Entropy-driven phase transition in low-temperature antiferromagnetic Potts models

TL;DR

This paper proves the existence of long-range order at low temperatures in the three-state Potts antiferromagnet on certain plane quadrangulations, demonstrating spontaneous magnetization and providing rigorous bounds supported by computer calculations.

Contribution

It establishes the presence of multiple Gibbs measures and spontaneous magnetization in low-temperature antiferromagnetic Potts models on specific lattices, including a rigorous bound for the diced lattice.

Findings

Existence of at least three infinite-volume Gibbs measures.

Spontaneous magnetization in sublattices at low temperatures.

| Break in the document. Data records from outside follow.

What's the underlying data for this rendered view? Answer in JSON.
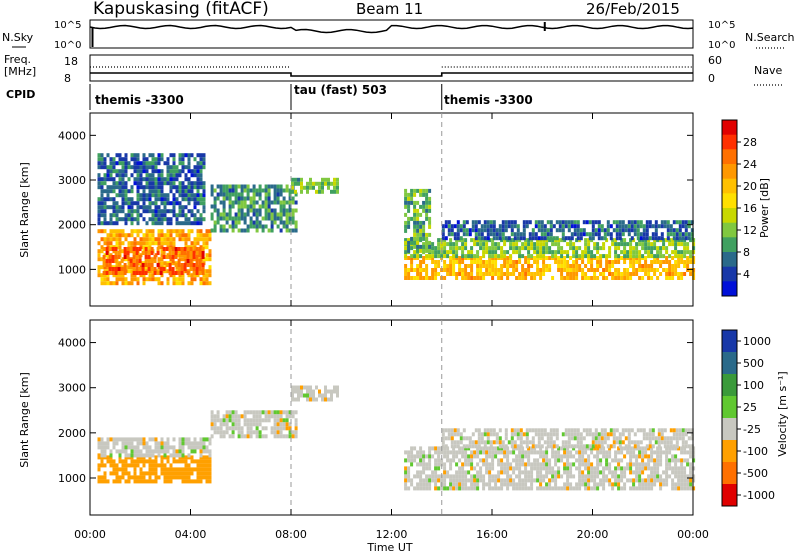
{
  "header": {
    "title": "Kapuskasing (fitACF)",
    "beam": "Beam 11",
    "date": "26/Feb/2015"
  },
  "top_panels": {
    "nsky_label": "N.Sky",
    "nsky_ticks": [
      "10^5",
      "10^0"
    ],
    "nsearch_label": "N.Search",
    "nsearch_ticks": [
      "10^5",
      "10^0"
    ],
    "freq_label": "Freq.",
    "freq_unit": "[MHz]",
    "freq_ticks": [
      "18",
      "8"
    ],
    "nave_label": "Nave",
    "nave_ticks": [
      "60",
      "0"
    ],
    "cpid_label": "CPID",
    "cpid_segments": [
      {
        "name": "themis -3300",
        "start_hour": 0,
        "end_hour": 8
      },
      {
        "name": "tau (fast) 503",
        "start_hour": 8,
        "end_hour": 14
      },
      {
        "name": "themis -3300",
        "start_hour": 14,
        "end_hour": 24
      }
    ]
  },
  "colorbars": {
    "power": {
      "label": "Power [dB]",
      "ticks": [
        "28",
        "24",
        "20",
        "16",
        "12",
        "8",
        "4"
      ],
      "colors": [
        "#e00000",
        "#ff3000",
        "#ff7000",
        "#ff9800",
        "#ffc000",
        "#ffe000",
        "#c8d800",
        "#80c840",
        "#40a060",
        "#2a6a8a",
        "#1838a8",
        "#0010d8"
      ]
    },
    "velocity": {
      "label": "Velocity [m s⁻¹]",
      "ticks": [
        "1000",
        "500",
        "100",
        "25",
        "-25",
        "-100",
        "-500",
        "-1000"
      ],
      "colors": [
        "#1838a8",
        "#2a6a8a",
        "#3a9a3a",
        "#60c830",
        "#c8c8c0",
        "#ffa000",
        "#ff7000",
        "#e00000"
      ]
    }
  },
  "chart_data": [
    {
      "type": "heatmap",
      "title": "Power",
      "xlabel": "Time UT",
      "ylabel": "Slant Range [km]",
      "x_ticks": [
        "00:00",
        "04:00",
        "08:00",
        "12:00",
        "16:00",
        "20:00",
        "00:00"
      ],
      "y_ticks": [
        "1000",
        "2000",
        "3000",
        "4000"
      ],
      "xlim_hours": [
        0,
        24
      ],
      "ylim_km": [
        180,
        4500
      ],
      "regions": [
        {
          "t0": 0.3,
          "t1": 4.8,
          "r0": 700,
          "r1": 1900,
          "power_db": 22
        },
        {
          "t0": 0.5,
          "t1": 4.5,
          "r0": 900,
          "r1": 1500,
          "power_db": 27
        },
        {
          "t0": 4.8,
          "t1": 8.2,
          "r0": 1900,
          "r1": 2900,
          "power_db": 8
        },
        {
          "t0": 8.0,
          "t1": 9.8,
          "r0": 2750,
          "r1": 3050,
          "power_db": 11
        },
        {
          "t0": 0.3,
          "t1": 4.5,
          "r0": 2000,
          "r1": 3600,
          "power_db": 5
        },
        {
          "t0": 12.5,
          "t1": 24,
          "r0": 800,
          "r1": 1300,
          "power_db": 21
        },
        {
          "t0": 12.5,
          "t1": 24,
          "r0": 1300,
          "r1": 1700,
          "power_db": 12
        },
        {
          "t0": 14,
          "t1": 24,
          "r0": 1700,
          "r1": 2100,
          "power_db": 5
        },
        {
          "t0": 12.5,
          "t1": 13.5,
          "r0": 1400,
          "r1": 2800,
          "power_db": 10
        }
      ]
    },
    {
      "type": "heatmap",
      "title": "Velocity",
      "xlabel": "Time UT",
      "ylabel": "Slant Range [km]",
      "x_ticks": [
        "00:00",
        "04:00",
        "08:00",
        "12:00",
        "16:00",
        "20:00",
        "00:00"
      ],
      "y_ticks": [
        "1000",
        "2000",
        "3000",
        "4000"
      ],
      "xlim_hours": [
        0,
        24
      ],
      "ylim_km": [
        180,
        4500
      ],
      "regions": [
        {
          "t0": 0.3,
          "t1": 4.8,
          "r0": 900,
          "r1": 1500,
          "velocity": -150
        },
        {
          "t0": 0.3,
          "t1": 4.8,
          "r0": 1500,
          "r1": 1900,
          "velocity": 0
        },
        {
          "t0": 4.8,
          "t1": 8.2,
          "r0": 1900,
          "r1": 2500,
          "velocity": 0
        },
        {
          "t0": 8.0,
          "t1": 9.8,
          "r0": 2750,
          "r1": 3050,
          "velocity": 0
        },
        {
          "t0": 12.5,
          "t1": 24,
          "r0": 800,
          "r1": 1700,
          "velocity": 0
        },
        {
          "t0": 14,
          "t1": 24,
          "r0": 1700,
          "r1": 2100,
          "velocity": 0
        }
      ]
    }
  ]
}
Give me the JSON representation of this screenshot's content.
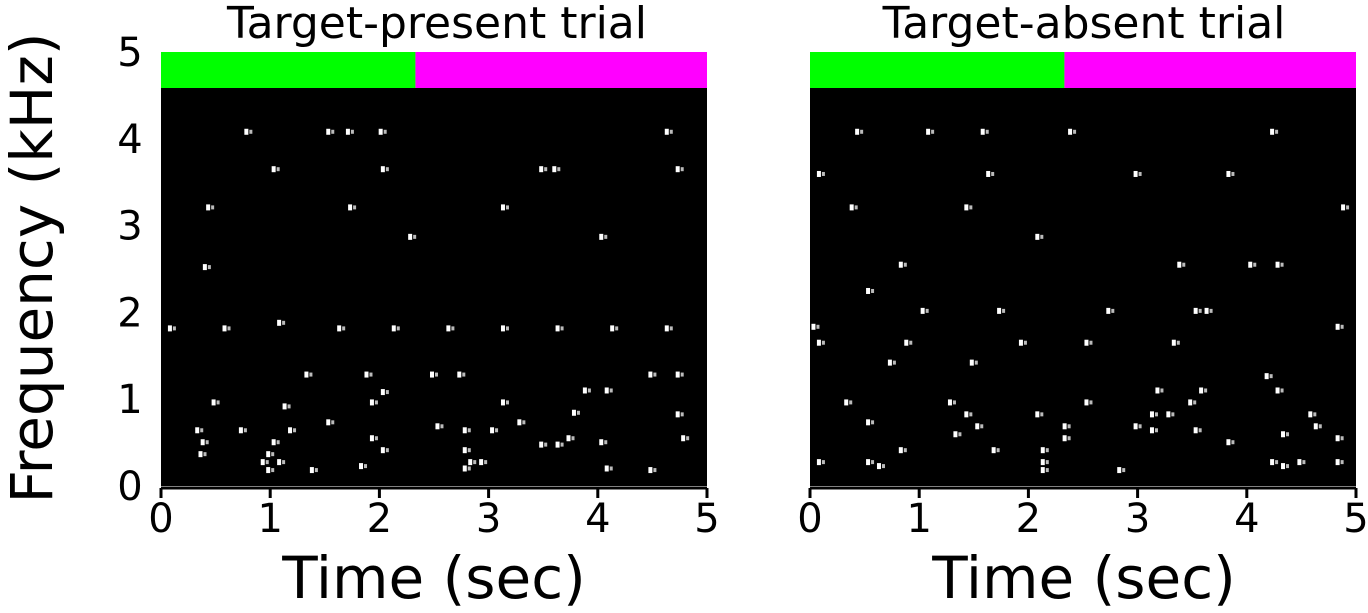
{
  "chart_data": [
    {
      "type": "scatter",
      "title": "Target-present trial",
      "xlabel": "Time (sec)",
      "ylabel": "Frequency (kHz)",
      "xlim": [
        0,
        5
      ],
      "ylim": [
        0,
        5
      ],
      "xticks": [
        "0",
        "1",
        "2",
        "3",
        "4",
        "5"
      ],
      "yticks": [
        "0",
        "1",
        "2",
        "3",
        "4",
        "5"
      ],
      "background": "#000000",
      "point_color": "#ffffff",
      "segments": [
        {
          "x_start": 0,
          "x_end": 2.33,
          "color": "#00ff00"
        },
        {
          "x_start": 2.33,
          "x_end": 5,
          "color": "#ff00ff"
        }
      ],
      "points": [
        [
          0.8,
          4.45
        ],
        [
          1.55,
          4.45
        ],
        [
          1.73,
          4.45
        ],
        [
          2.03,
          4.45
        ],
        [
          4.65,
          4.45
        ],
        [
          1.05,
          3.98
        ],
        [
          2.05,
          3.98
        ],
        [
          3.5,
          3.98
        ],
        [
          3.62,
          3.98
        ],
        [
          4.75,
          3.98
        ],
        [
          0.45,
          3.5
        ],
        [
          1.75,
          3.5
        ],
        [
          3.15,
          3.5
        ],
        [
          2.3,
          3.13
        ],
        [
          4.05,
          3.13
        ],
        [
          0.42,
          2.75
        ],
        [
          0.1,
          1.98
        ],
        [
          0.6,
          1.98
        ],
        [
          1.1,
          2.05
        ],
        [
          1.65,
          1.98
        ],
        [
          2.15,
          1.98
        ],
        [
          2.65,
          1.98
        ],
        [
          3.15,
          1.98
        ],
        [
          3.65,
          1.98
        ],
        [
          4.15,
          1.98
        ],
        [
          4.65,
          1.98
        ],
        [
          1.35,
          1.4
        ],
        [
          1.9,
          1.4
        ],
        [
          2.5,
          1.4
        ],
        [
          2.75,
          1.4
        ],
        [
          4.5,
          1.4
        ],
        [
          4.75,
          1.4
        ],
        [
          2.05,
          1.18
        ],
        [
          3.9,
          1.2
        ],
        [
          4.1,
          1.2
        ],
        [
          0.5,
          1.05
        ],
        [
          1.15,
          1.0
        ],
        [
          1.95,
          1.05
        ],
        [
          3.15,
          1.05
        ],
        [
          3.8,
          0.92
        ],
        [
          4.75,
          0.9
        ],
        [
          0.35,
          0.7
        ],
        [
          0.75,
          0.7
        ],
        [
          1.2,
          0.7
        ],
        [
          1.55,
          0.8
        ],
        [
          2.55,
          0.75
        ],
        [
          2.8,
          0.7
        ],
        [
          3.05,
          0.7
        ],
        [
          3.3,
          0.8
        ],
        [
          0.4,
          0.55
        ],
        [
          1.05,
          0.55
        ],
        [
          1.95,
          0.6
        ],
        [
          3.75,
          0.6
        ],
        [
          4.05,
          0.55
        ],
        [
          4.8,
          0.6
        ],
        [
          0.38,
          0.4
        ],
        [
          1.0,
          0.4
        ],
        [
          2.05,
          0.45
        ],
        [
          2.8,
          0.45
        ],
        [
          3.5,
          0.52
        ],
        [
          3.65,
          0.52
        ],
        [
          0.95,
          0.3
        ],
        [
          1.1,
          0.3
        ],
        [
          2.85,
          0.3
        ],
        [
          1.0,
          0.2
        ],
        [
          1.4,
          0.2
        ],
        [
          1.85,
          0.25
        ],
        [
          2.8,
          0.22
        ],
        [
          2.95,
          0.3
        ],
        [
          4.1,
          0.22
        ],
        [
          4.5,
          0.2
        ]
      ]
    },
    {
      "type": "scatter",
      "title": "Target-absent trial",
      "xlabel": "Time (sec)",
      "ylabel": "",
      "xlim": [
        0,
        5
      ],
      "ylim": [
        0,
        5
      ],
      "xticks": [
        "0",
        "1",
        "2",
        "3",
        "4",
        "5"
      ],
      "yticks": [],
      "background": "#000000",
      "point_color": "#ffffff",
      "segments": [
        {
          "x_start": 0,
          "x_end": 2.33,
          "color": "#00ff00"
        },
        {
          "x_start": 2.33,
          "x_end": 5,
          "color": "#ff00ff"
        }
      ],
      "points": [
        [
          0.45,
          4.45
        ],
        [
          1.1,
          4.45
        ],
        [
          1.6,
          4.45
        ],
        [
          2.4,
          4.45
        ],
        [
          4.25,
          4.45
        ],
        [
          0.1,
          3.92
        ],
        [
          1.65,
          3.92
        ],
        [
          3.0,
          3.92
        ],
        [
          3.85,
          3.92
        ],
        [
          0.4,
          3.5
        ],
        [
          1.45,
          3.5
        ],
        [
          4.9,
          3.5
        ],
        [
          2.1,
          3.13
        ],
        [
          0.85,
          2.78
        ],
        [
          3.4,
          2.78
        ],
        [
          4.05,
          2.78
        ],
        [
          4.3,
          2.78
        ],
        [
          0.55,
          2.45
        ],
        [
          1.05,
          2.2
        ],
        [
          1.75,
          2.2
        ],
        [
          2.75,
          2.2
        ],
        [
          3.55,
          2.2
        ],
        [
          3.65,
          2.2
        ],
        [
          0.05,
          2.0
        ],
        [
          4.85,
          2.0
        ],
        [
          0.1,
          1.8
        ],
        [
          0.9,
          1.8
        ],
        [
          1.95,
          1.8
        ],
        [
          2.55,
          1.8
        ],
        [
          3.35,
          1.8
        ],
        [
          0.75,
          1.55
        ],
        [
          1.5,
          1.55
        ],
        [
          4.2,
          1.38
        ],
        [
          3.2,
          1.2
        ],
        [
          3.6,
          1.2
        ],
        [
          4.3,
          1.2
        ],
        [
          0.35,
          1.05
        ],
        [
          1.3,
          1.05
        ],
        [
          2.55,
          1.05
        ],
        [
          3.5,
          1.05
        ],
        [
          1.45,
          0.9
        ],
        [
          2.1,
          0.9
        ],
        [
          3.15,
          0.9
        ],
        [
          3.3,
          0.9
        ],
        [
          4.6,
          0.9
        ],
        [
          0.55,
          0.8
        ],
        [
          1.55,
          0.75
        ],
        [
          2.35,
          0.75
        ],
        [
          3.0,
          0.75
        ],
        [
          4.65,
          0.75
        ],
        [
          1.35,
          0.65
        ],
        [
          2.35,
          0.6
        ],
        [
          3.15,
          0.7
        ],
        [
          3.55,
          0.7
        ],
        [
          4.35,
          0.65
        ],
        [
          4.85,
          0.6
        ],
        [
          0.85,
          0.45
        ],
        [
          1.7,
          0.45
        ],
        [
          2.15,
          0.45
        ],
        [
          3.85,
          0.55
        ],
        [
          0.1,
          0.3
        ],
        [
          0.55,
          0.3
        ],
        [
          0.65,
          0.25
        ],
        [
          2.15,
          0.3
        ],
        [
          4.25,
          0.3
        ],
        [
          4.5,
          0.3
        ],
        [
          4.85,
          0.3
        ],
        [
          2.15,
          0.2
        ],
        [
          2.85,
          0.2
        ],
        [
          4.35,
          0.25
        ]
      ]
    }
  ]
}
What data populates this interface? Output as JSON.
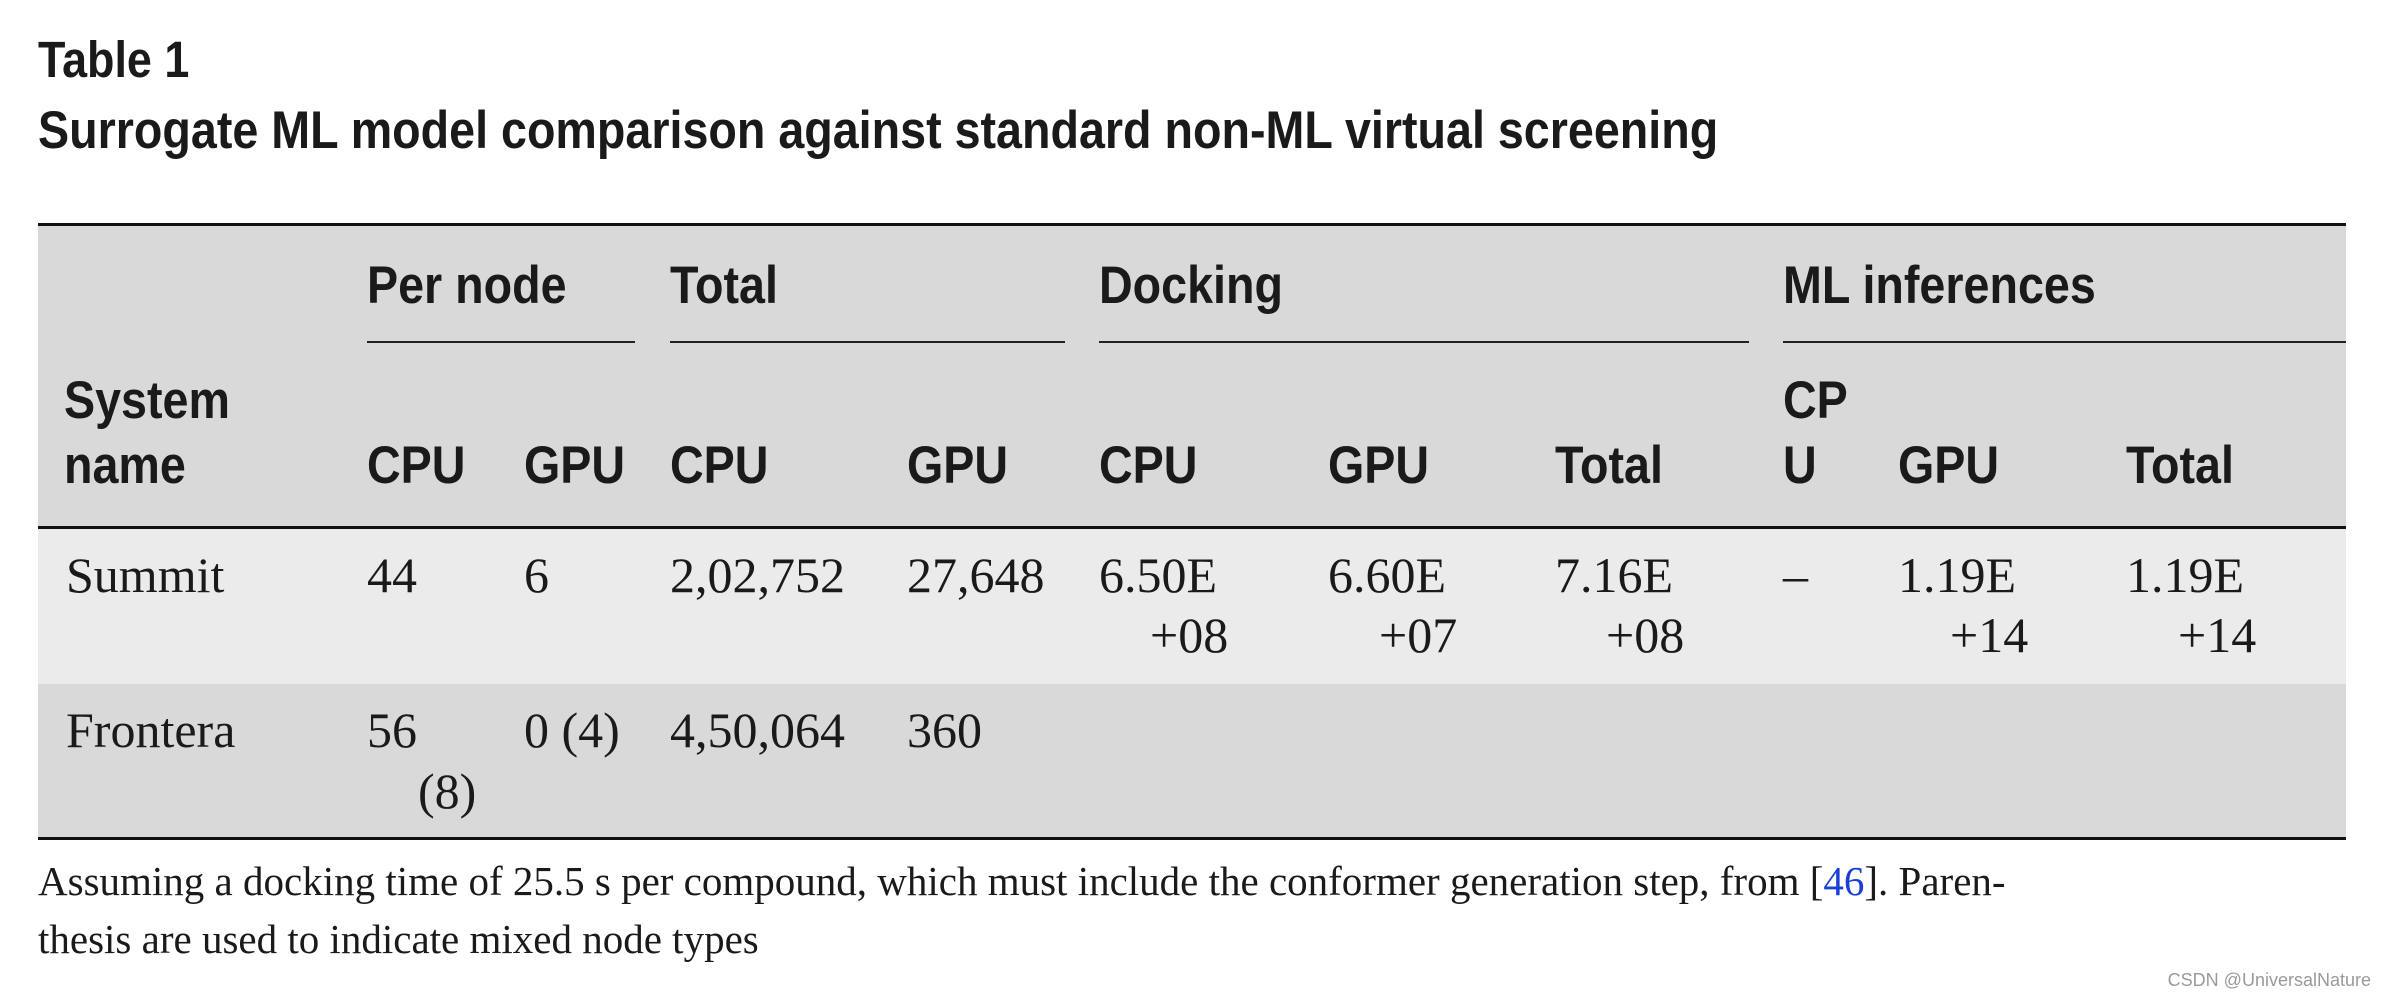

Rigorous lower bounds on magnetization probabilities for the diced lattice.

Abstract

We prove the existence of long-range order at sufficiently low temperatures, including zero temperature, for the three-state Potts antiferromagnet on a class of quasi-transitive plane quadrangulations, including the diced lattice. More precisely, we show the existence of (at least) three infinite-volume Gibbs measures, which exhibit spontaneous magnetization in the sense that vertices in one sublattice have a higher probability to be in one state than in either of the other two states. For the special case of the diced lattice, we give a good rigorous lower bound on this probability, based on computer-assisted calculations that are not available for the other lattices.